Cuando atravesaron el umbral de la habitación, el gobernador hizo una señal al guerrero que estaba allí de guardia, que saludó rápidamente, sosteniendo entre sus manos una larga lanza.
La doncella esperaba cubierta con un velo, al igual que su señora, en el exterior de la habitación. El grupo recorrió un ancho y tortuoso pasillo iluminado por humeantes antorchas y finalmente llegó a los aposentos reservados para las visitas importantes, generales y virreyes, en su mayor parte. Nunca un miembro de la familia real había honrado aquellas habitaciones de la fortaleza. Chunder Shan tenía la molesta sensación de que aquel lugar no era el más idóneo para un personaje como la Devi, y aun cuando hizo un verdadero esfuerzo por sentirse cómodo en su presencia, sintió un gran alivio cuando la Devi lo despidió. Todos los sirvientes del fuerte recibieron la orden de servir a su invitada real -aunque no se divulgó su identidad- y el gobernador colocó un pelotón de lanceros ante sus puertas, entre ellos el guerrero que siempre vigilaba la suya. Pero, en su preocupación, olvidó reemplazar a su centinela particular.

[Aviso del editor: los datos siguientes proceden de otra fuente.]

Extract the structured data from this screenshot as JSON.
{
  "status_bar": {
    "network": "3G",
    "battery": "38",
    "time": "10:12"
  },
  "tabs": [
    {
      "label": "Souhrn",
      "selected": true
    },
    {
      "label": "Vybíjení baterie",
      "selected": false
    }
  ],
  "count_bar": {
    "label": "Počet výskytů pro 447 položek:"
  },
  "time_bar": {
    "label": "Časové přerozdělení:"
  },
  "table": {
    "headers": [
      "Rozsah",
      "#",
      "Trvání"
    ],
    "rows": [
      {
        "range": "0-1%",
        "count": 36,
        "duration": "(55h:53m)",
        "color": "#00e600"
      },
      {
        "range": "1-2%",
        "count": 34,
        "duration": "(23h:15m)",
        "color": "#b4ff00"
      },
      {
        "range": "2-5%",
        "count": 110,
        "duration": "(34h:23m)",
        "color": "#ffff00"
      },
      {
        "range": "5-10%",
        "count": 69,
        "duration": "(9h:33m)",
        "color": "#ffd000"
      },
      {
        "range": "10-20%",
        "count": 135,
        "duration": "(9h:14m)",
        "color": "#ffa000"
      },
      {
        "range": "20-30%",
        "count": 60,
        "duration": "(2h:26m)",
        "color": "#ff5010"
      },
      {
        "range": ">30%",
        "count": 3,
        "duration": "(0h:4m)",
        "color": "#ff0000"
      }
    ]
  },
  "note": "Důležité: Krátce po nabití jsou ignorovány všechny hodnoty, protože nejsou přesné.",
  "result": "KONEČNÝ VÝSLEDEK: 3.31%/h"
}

Hacía poco que el gobernador se había retirado cuando Yasmina recordó súbitamente que deseaba discutir otro asunto con él. Se refería al pasado de un tal Kerim Sha, un noble de Iranistán que había residido durante cierto tiempo en Peshkhauri antes de establecerse en la corte de Ayodhya. En Yasmina se había despertado una vaga sospecha respecto a ese hombre al verlo en Peshkhauri aquella misma noche. Se preguntó si la habría seguido desde Ayodhya. Como era una Devi de carácter poco corriente, Yasmina no llamó al gobernador a sus aposentos, sino que fue a su habitación.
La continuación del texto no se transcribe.